By giving these citizens an evidence-based voice, they were able to contribute to policy agenda setting – reframing the problem of noise pollution. Through their work, NoiseMaps also increased general political support for citizen science. The city council has given positive feedback, and the project even became one of the official citizen science projects in the Citizen Science office of Barcelona. The project is a success story that spreads via public administration, and thus paves the way for better integration between citizen science and policy.

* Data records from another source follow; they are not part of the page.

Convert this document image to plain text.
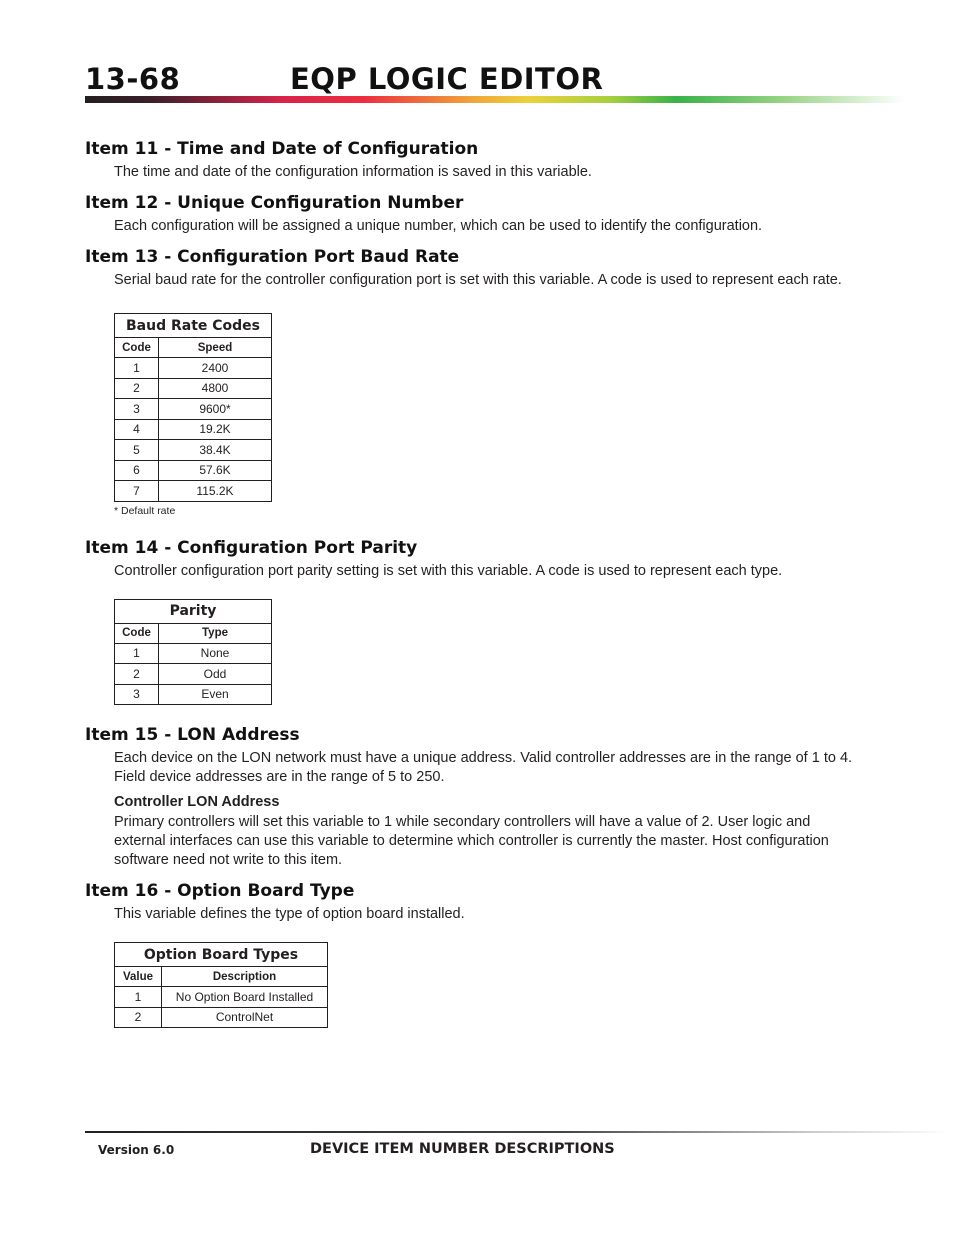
13-68	EQP LOGIC EDITOR
Item 11 - Time and Date of Configuration

The time and date of the configuration information is saved in this variable.

Item 12 - Unique Configuration Number

Each configuration will be assigned a unique number, which can be used to identify the configuration.

Item 13 - Configuration Port Baud Rate

Serial baud rate for the controller configuration port is set with this variable. A code is used to represent each rate.

Baud Rate Codes	
Code	Speed
1	2400
2	4800
3	9600*
4	19.2K
5	38.4K
6	57.6K
7	115.2K
* Default rate
Item 14 - Configuration Port Parity

Controller configuration port parity setting is set with this variable. A code is used to represent each type.

Parity	
Code	Type
1	None
2	Odd
3	Even
Item 15 - LON Address

Each device on the LON network must have a unique address. Valid controller addresses are in the range of 1 to 4. Field device addresses are in the range of 5 to 250.

Controller LON Address

Primary controllers will set this variable to 1 while secondary controllers will have a value of 2. User logic and external interfaces can use this variable to determine which controller is currently the master. Host configuration software need not write to this item.

Item 16 - Option Board Type

This variable defines the type of option board installed.

Option Board Types	
Value	Description
1	No Option Board Installed
2	ControlNet
Version 6.0	DEVICE ITEM NUMBER DESCRIPTIONS
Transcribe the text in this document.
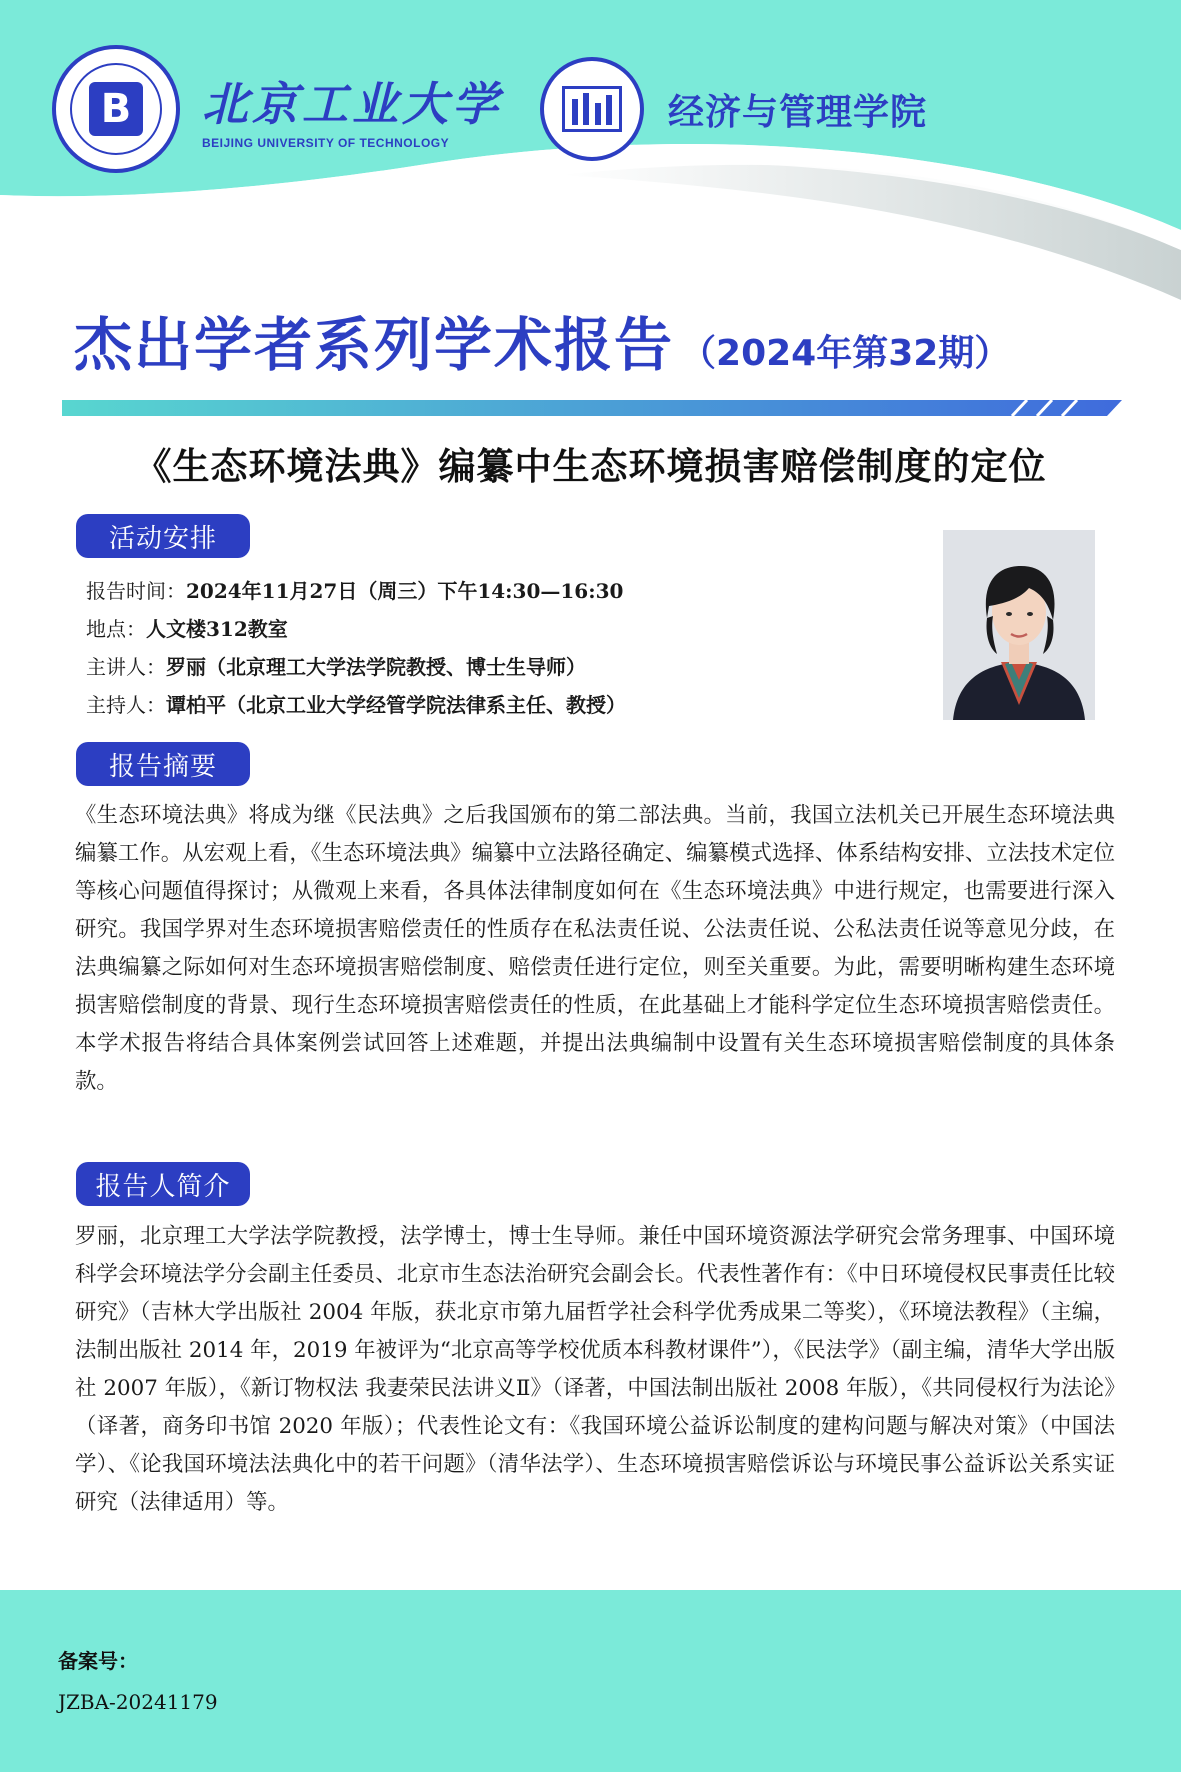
B 北京工业大学
BEIJING UNIVERSITY OF TECHNOLOGY
经济与管理学院
杰出学者系列学术报告 （2024年第32期）
《生态环境法典》编纂中生态环境损害赔偿制度的定位
活动安排
报告时间：2024年11月27日（周三）下午14:30—16:30
地点：人文楼312教室
主讲人：罗丽（北京理工大学法学院教授、博士生导师）
主持人：谭柏平（北京工业大学经管学院法律系主任、教授）
报告摘要

《生态环境法典》将成为继《民法典》之后我国颁布的第二部法典。当前，我国立法机关已开展生态环境法典编纂工作。从宏观上看，《生态环境法典》编纂中立法路径确定、编纂模式选择、体系结构安排、立法技术定位等核心问题值得探讨；从微观上来看，各具体法律制度如何在《生态环境法典》中进行规定，也需要进行深入研究。我国学界对生态环境损害赔偿责任的性质存在私法责任说、公法责任说、公私法责任说等意见分歧，在法典编纂之际如何对生态环境损害赔偿制度、赔偿责任进行定位，则至关重要。为此，需要明晰构建生态环境损害赔偿制度的背景、现行生态环境损害赔偿责任的性质，在此基础上才能科学定位生态环境损害赔偿责任。本学术报告将结合具体案例尝试回答上述难题，并提出法典编制中设置有关生态环境损害赔偿制度的具体条款。

报告人简介

罗丽，北京理工大学法学院教授，法学博士，博士生导师。兼任中国环境资源法学研究会常务理事、中国环境科学会环境法学分会副主任委员、北京市生态法治研究会副会长。代表性著作有：《中日环境侵权民事责任比较研究》（吉林大学出版社 2004 年版，获北京市第九届哲学社会科学优秀成果二等奖），《环境法教程》（主编，法制出版社 2014 年，2019 年被评为“北京高等学校优质本科教材课件”），《民法学》（副主编，清华大学出版社 2007 年版），《新订物权法 我妻荣民法讲义Ⅱ》（译著，中国法制出版社 2008 年版），《共同侵权行为法论》（译著，商务印书馆 2020 年版）；代表性论文有：《我国环境公益诉讼制度的建构问题与解决对策》（中国法学）、《论我国环境法法典化中的若干问题》（清华法学）、生态环境损害赔偿诉讼与环境民事公益诉讼关系实证研究（法律适用）等。

备案号：
JZBA-20241179
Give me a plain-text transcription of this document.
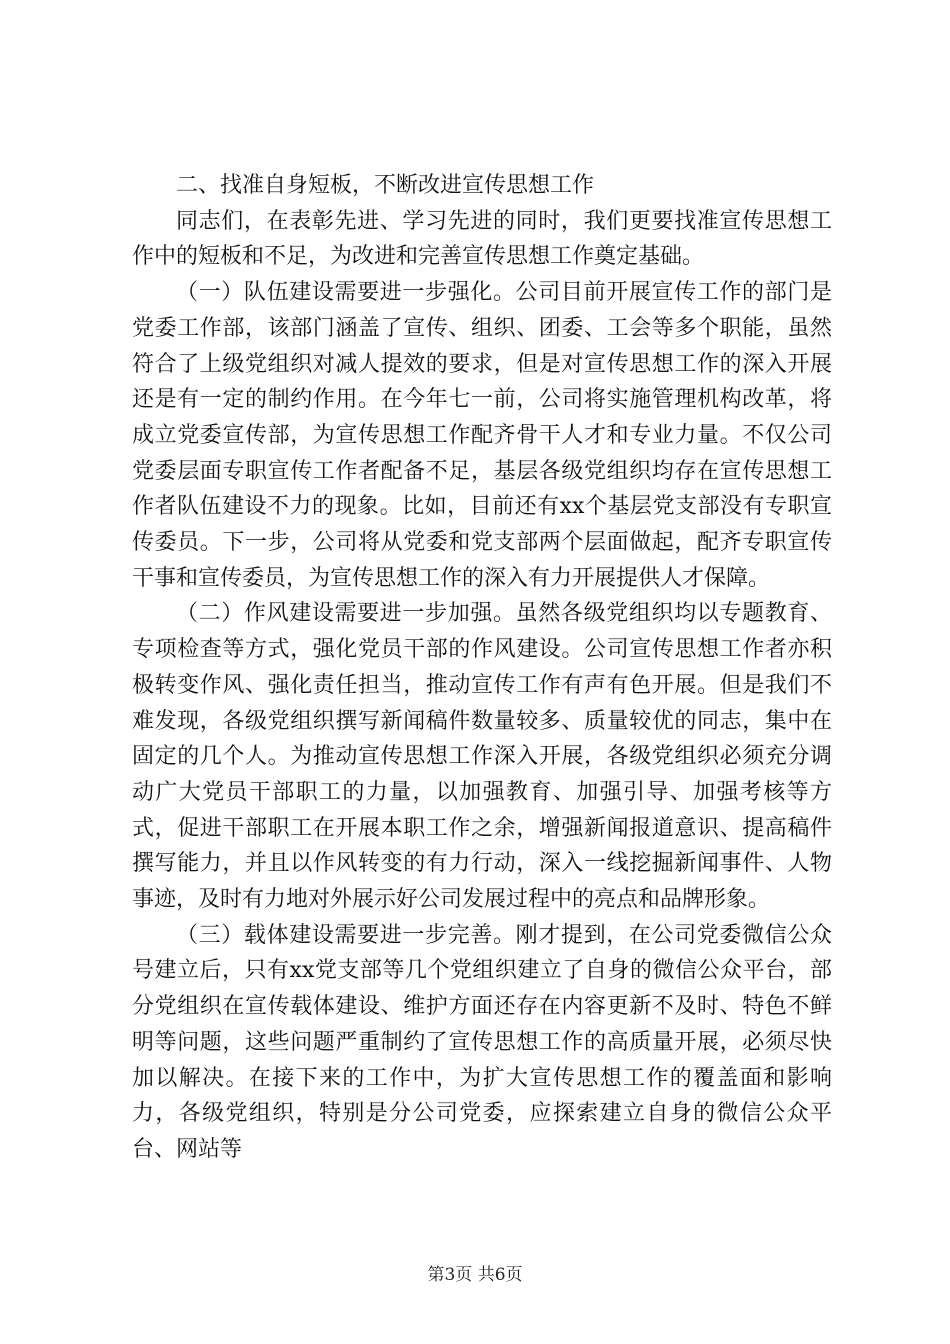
二、找准自身短板，不断改进宣传思想工作

同志们，在表彰先进、学习先进的同时，我们更要找准宣传思想工作中的短板和不足，为改进和完善宣传思想工作奠定基础。

（一）队伍建设需要进一步强化。公司目前开展宣传工作的部门是党委工作部，该部门涵盖了宣传、组织、团委、工会等多个职能，虽然符合了上级党组织对减人提效的要求，但是对宣传思想工作的深入开展还是有一定的制约作用。在今年七一前，公司将实施管理机构改革，将成立党委宣传部，为宣传思想工作配齐骨干人才和专业力量。不仅公司党委层面专职宣传工作者配备不足，基层各级党组织均存在宣传思想工作者队伍建设不力的现象。比如，目前还有xx个基层党支部没有专职宣传委员。下一步，公司将从党委和党支部两个层面做起，配齐专职宣传干事和宣传委员，为宣传思想工作的深入有力开展提供人才保障。

（二）作风建设需要进一步加强。虽然各级党组织均以专题教育、专项检查等方式，强化党员干部的作风建设。公司宣传思想工作者亦积极转变作风、强化责任担当，推动宣传工作有声有色开展。但是我们不难发现，各级党组织撰写新闻稿件数量较多、质量较优的同志，集中在固定的几个人。为推动宣传思想工作深入开展，各级党组织必须充分调动广大党员干部职工的力量，以加强教育、加强引导、加强考核等方式，促进干部职工在开展本职工作之余，增强新闻报道意识、提高稿件撰写能力，并且以作风转变的有力行动，深入一线挖掘新闻事件、人物事迹，及时有力地对外展示好公司发展过程中的亮点和品牌形象。

（三）载体建设需要进一步完善。刚才提到，在公司党委微信公众号建立后，只有xx党支部等几个党组织建立了自身的微信公众平台，部分党组织在宣传载体建设、维护方面还存在内容更新不及时、特色不鲜明等问题，这些问题严重制约了宣传思想工作的高质量开展，必须尽快加以解决。在接下来的工作中，为扩大宣传思想工作的覆盖面和影响力，各级党组织，特别是分公司党委，应探索建立自身的微信公众平台、网站等

第3页 共6页
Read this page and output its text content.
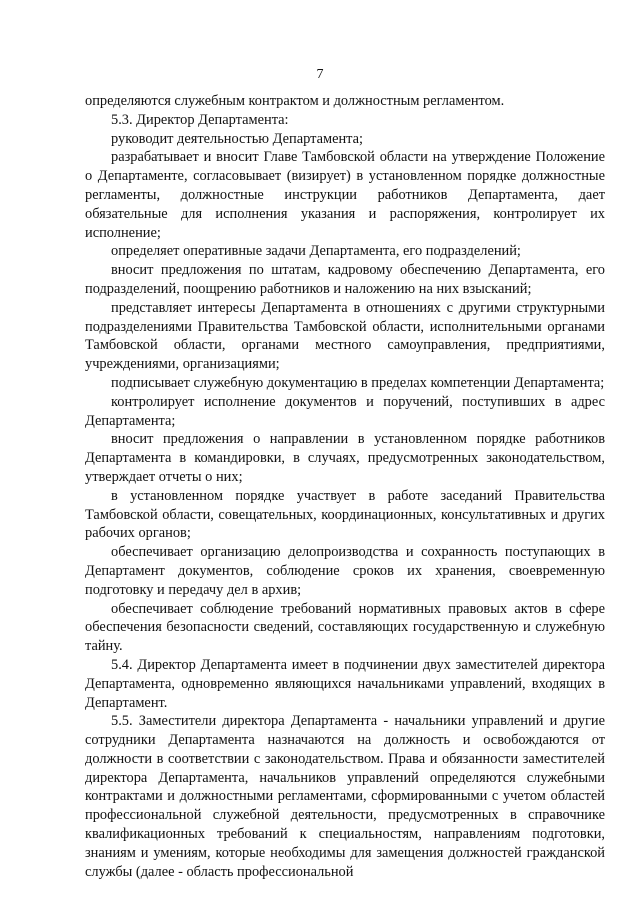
7

определяются служебным контрактом и должностным регламентом.

5.3. Директор Департамента:

руководит деятельностью Департамента;

разрабатывает и вносит Главе Тамбовской области на утверждение Положение о Департаменте, согласовывает (визирует) в установленном порядке должностные регламенты, должностные инструкции работников Департамента, дает обязательные для исполнения указания и распоряжения, контролирует их исполнение;

определяет оперативные задачи Департамента, его подразделений;

вносит предложения по штатам, кадровому обеспечению Департамента, его подразделений, поощрению работников и наложению на них взысканий;

представляет интересы Департамента в отношениях с другими структурными подразделениями Правительства Тамбовской области, исполнительными органами Тамбовской области, органами местного самоуправления, предприятиями, учреждениями, организациями;

подписывает служебную документацию в пределах компетенции Департамента;

контролирует исполнение документов и поручений, поступивших в адрес Департамента;

вносит предложения о направлении в установленном порядке работников Департамента в командировки, в случаях, предусмотренных законодательством, утверждает отчеты о них;

в установленном порядке участвует в работе заседаний Правительства Тамбовской области, совещательных, координационных, консультативных и других рабочих органов;

обеспечивает организацию делопроизводства и сохранность поступающих в Департамент документов, соблюдение сроков их хранения, своевременную подготовку и передачу дел в архив;

обеспечивает соблюдение требований нормативных правовых актов в сфере обеспечения безопасности сведений, составляющих государственную и служебную тайну.

5.4. Директор Департамента имеет в подчинении двух заместителей директора Департамента, одновременно являющихся начальниками управлений, входящих в Департамент.

5.5. Заместители директора Департамента - начальники управлений и другие сотрудники Департамента назначаются на должность и освобождаются от должности в соответствии с законодательством. Права и обязанности заместителей директора Департамента, начальников управлений определяются служебными контрактами и должностными регламентами, сформированными с учетом областей профессиональной служебной деятельности, предусмотренных в справочнике квалификационных требований к специальностям, направлениям подготовки, знаниям и умениям, которые необходимы для замещения должностей гражданской службы (далее - область профессиональной
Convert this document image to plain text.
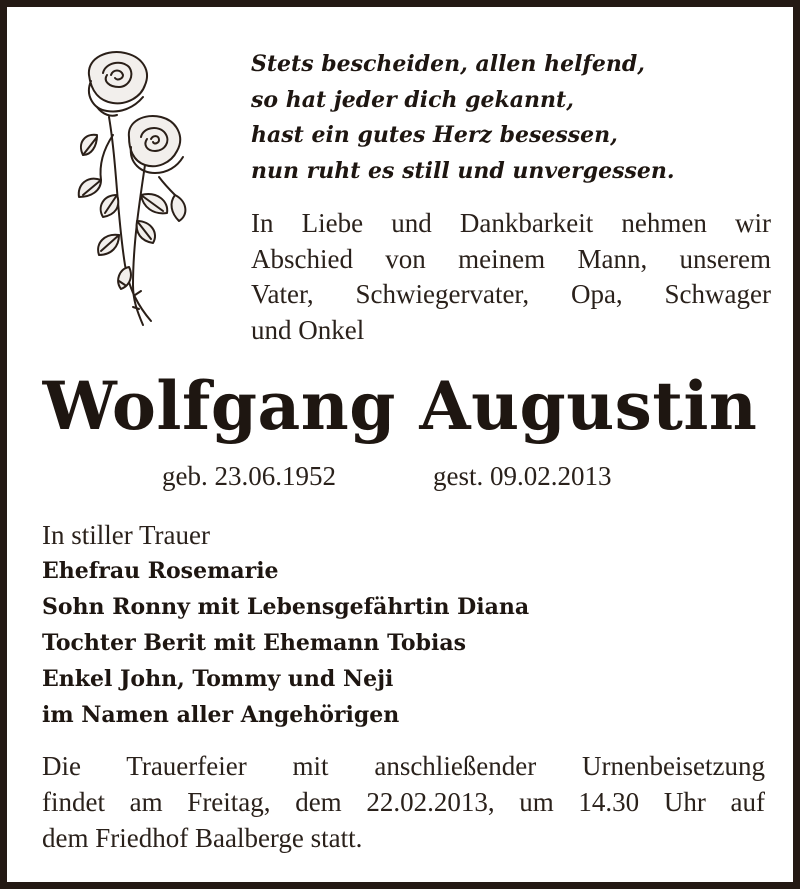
Stets bescheiden, allen helfend,
so hat jeder dich gekannt,
hast ein gutes Herz besessen,
nun ruht es still und unvergessen.
In Liebe und Dankbarkeit nehmen wir
Abschied von meinem Mann, unserem
Vater, Schwiegervater, Opa, Schwager
und Onkel
Wolfgang Augustin
geb. 23.06.1952	gest. 09.02.2013
In stiller Trauer
Ehefrau Rosemarie
Sohn Ronny mit Lebensgefährtin Diana
Tochter Berit mit Ehemann Tobias
Enkel John, Tommy und Neji
im Namen aller Angehörigen
Die Trauerfeier mit anschließender Urnenbeisetzung
findet am Freitag, dem 22.02.2013, um 14.30 Uhr auf
dem Friedhof Baalberge statt.
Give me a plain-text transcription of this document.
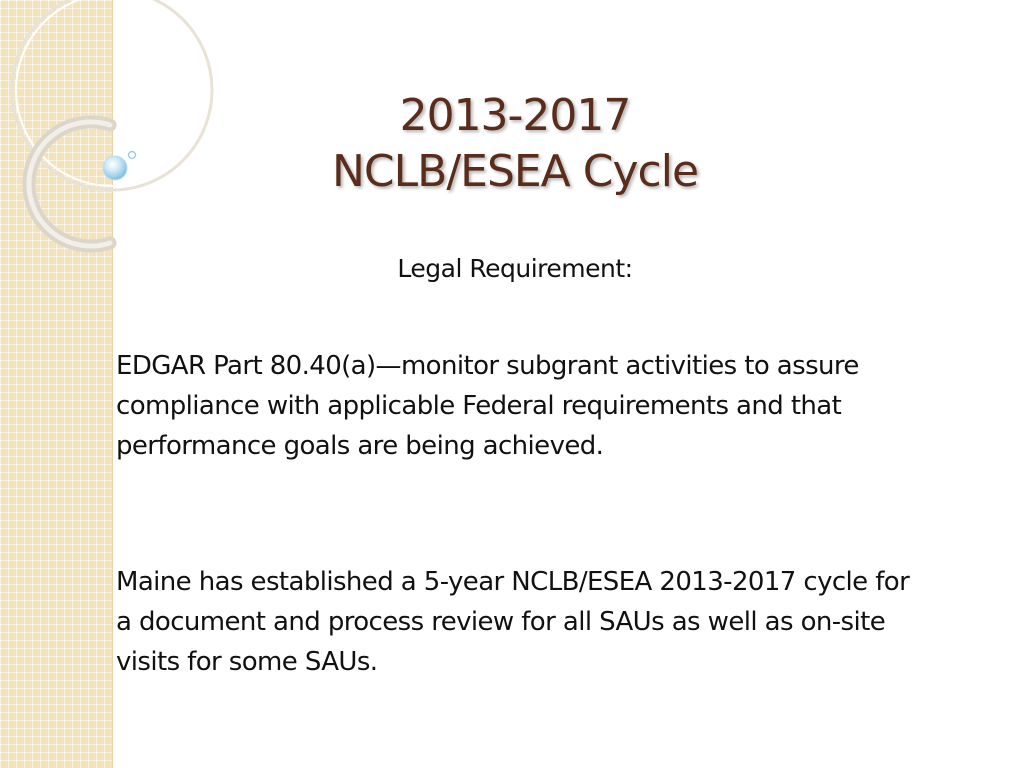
2013-2017
NCLB/ESEA Cycle
Legal Requirement:

EDGAR Part 80.40(a)—monitor subgrant activities to assure compliance with applicable Federal requirements and that performance goals are being achieved.

Maine has established a 5-year NCLB/ESEA 2013-2017 cycle for a document and process review for all SAUs as well as on-site visits for some SAUs.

This project is a good example of citizen science impact on the policy processes. It involved almost 2000 residents in measuring air quality across the city of Antwerp, Belgium. Antwerp has high levels of Nitrogen Dioxide, owing to the extensive and busy road systems that span the city – a cause for concern among local residents. Participants mounted an air quality measurement device outside of their street-side window to measure Nitrogen Dioxide levels. The project drew national media attention that increased its political impact beyond project participants. Politicians supporting more sustainable modes of transportation publicly endorsed the project, and the data and scientific results have been considered in local policy decisions. In addition to receiving valuable data, the organisers also documented changes in participants’ awareness of pollution problems and in attitudes towards public policies and infrastructure projects. Moreover, participants reported plans to change their own behaviours, including using cars less frequently and approaching government officials about air quality problems.